A first-generation Norwegian teen clashes with the traditional values and expectations of her Pakistani émigré parents in the compelling coming-of-age drama “What Will People Say,” from director-writer Iram Haq. Like her feature debut “I Am Yours,” Haq’s sophomore work smartly probes the problems of a character caught between cultures, while the nuanced screenplay once again draws on her own harrowing life experience. Audiences and critics alike should say good things about “People.” The kinetically shot film brims with authenticity and immediacy and benefits from a deeply sympathetic turn from sublime discovery Maria Mozhdah as the lead. Niche arthouse play looks likely in many territories.
The story unfolds in three acts. When we first meet her, pretty 16-year-old Nisha (Mozhdah) is living a double life. Outside the home, she appears to be a normal, well-adjusted, Western values-oriented high-school girl who hangs out with friends, shoots hoops, dances at clubs and flirts with boys; she’s even unafraid to sample a little alcohol and weed. Meanwhile, at home, she pays lip service to the role of dutiful Pakistani daughter, greeting friends and relatives in Urdu and passing around home-cooked delicacies. Her sour, nagging mother (Ekavali Khanna) constantly worries about how the rest of the community regards their family and her perhaps too-assimilated daughter, but since bright, destined-to-be-a-doctor Nisha is the apple of her father (Adil Hussain), Mirza’s, eye, she can get away with a lot. Thus, she finds time to slip out and join her friends, but always slips back to bed before dad performs his nightly check on his sleeping children.
One night, Nisha takes a big chance by allowing her handsome boyfriend Daniel (Isak Lie Harr) to follow her back to her room. By Norwegian standards, she’s doing nothing wrong, just a little cuddling and kissing, but when her father discovers them, he goes ballistic and beats the two youngsters. Norwegian social services takes Nisha into protective custody while her parents continue to trumpet their belief that she has lost her virginity and destroyed their honor. The local Pakistani community circles around, unanimous in their criticism. They advise Nisha’s father that he must make an example of her with a punishment so strong that none of their offspring would dare to make the same mistake.
Nisha misses the warmth of her family and is all too eager to make up with them. When her mother calls and says that they want her to come home to discuss matters, she believes it’s true. But when her father and brother (Ali Arfan) come to pick her up, they have another destination in mind — her aunt’s home, some 200 miles outside Islamabad.

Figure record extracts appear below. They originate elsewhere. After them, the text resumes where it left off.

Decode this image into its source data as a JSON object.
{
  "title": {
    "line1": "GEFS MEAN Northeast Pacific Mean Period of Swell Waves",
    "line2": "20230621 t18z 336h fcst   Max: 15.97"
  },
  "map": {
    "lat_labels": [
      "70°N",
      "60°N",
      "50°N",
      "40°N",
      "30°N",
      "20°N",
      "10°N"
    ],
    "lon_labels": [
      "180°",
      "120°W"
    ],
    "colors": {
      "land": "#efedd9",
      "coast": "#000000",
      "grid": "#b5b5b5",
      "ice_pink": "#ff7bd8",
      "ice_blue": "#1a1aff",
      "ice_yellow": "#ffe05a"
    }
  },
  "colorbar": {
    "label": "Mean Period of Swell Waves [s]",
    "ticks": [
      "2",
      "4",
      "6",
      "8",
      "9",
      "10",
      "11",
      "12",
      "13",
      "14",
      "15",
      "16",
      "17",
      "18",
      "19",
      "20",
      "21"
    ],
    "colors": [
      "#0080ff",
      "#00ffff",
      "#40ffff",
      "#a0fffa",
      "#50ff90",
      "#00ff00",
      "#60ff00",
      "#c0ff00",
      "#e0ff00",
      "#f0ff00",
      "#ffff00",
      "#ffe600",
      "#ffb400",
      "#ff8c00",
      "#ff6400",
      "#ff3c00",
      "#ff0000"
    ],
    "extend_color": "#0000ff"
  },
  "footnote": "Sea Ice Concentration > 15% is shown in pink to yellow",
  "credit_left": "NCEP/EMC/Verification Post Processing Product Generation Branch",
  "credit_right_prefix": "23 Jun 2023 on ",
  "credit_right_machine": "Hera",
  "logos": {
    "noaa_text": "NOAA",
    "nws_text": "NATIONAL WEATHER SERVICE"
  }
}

The second act takes place in Pakistan, where Nisha has been brought and left against her will. Her aunt (Sheeba Chaddha) is harsh with her, making her work around the house and in the kitchen. She tolerates no rebellion, locking Nisha in a closet when she tries to contact friends through an internet café. Her uncle (Lalit Parimoo) burns her Norwegian passport and warns her that if she attempts such communication again, her father will marry her to a peasant and she will have to spend the rest of her life milking buffalos. Eventually, though traumatized, Nisha settles down and finds some pleasure in exploring her parents’ culture — but scandal seems to find her despite her best intentions.
The second act further proves that “People” is no run-of-the-mill coming-of-age story. While out one night with her cousin, Amir (Rohit Saraf), Nisha endures an encounter with the police so shocking it’s hard to believe that Haq could bear to put it on film. She stages the scene so powerfully that it takes the audience’s breath away. Afterward, poor wronged Nisha once again receives the blame for actions that were no fault of her own, and that lead to even stronger attempts by her family to control her.
Although one may argue that the character of Nisha’s father transforms too easily from doting dad to tyrant, Haq definitely makes him a complex and conflicted character. The director clearly conveys the love that exists between father and daughter,but which cannot end happily because of the wide gulf between their cultures.
Impressively lensed in Norway, Sweden, Germany and India (Rajasthan stands in for Nisha’s father’s ancestral home), “People” represents a big step up from Haq’s more modestly scaled debut, but it’s a move she handles with assurance and aplomb. She develops the father-daughter relationship visually as well as verbally, showing the action from both their perspectives. The film is also attuned to the small glances and movements of the supporting characters, which carry more weight than words.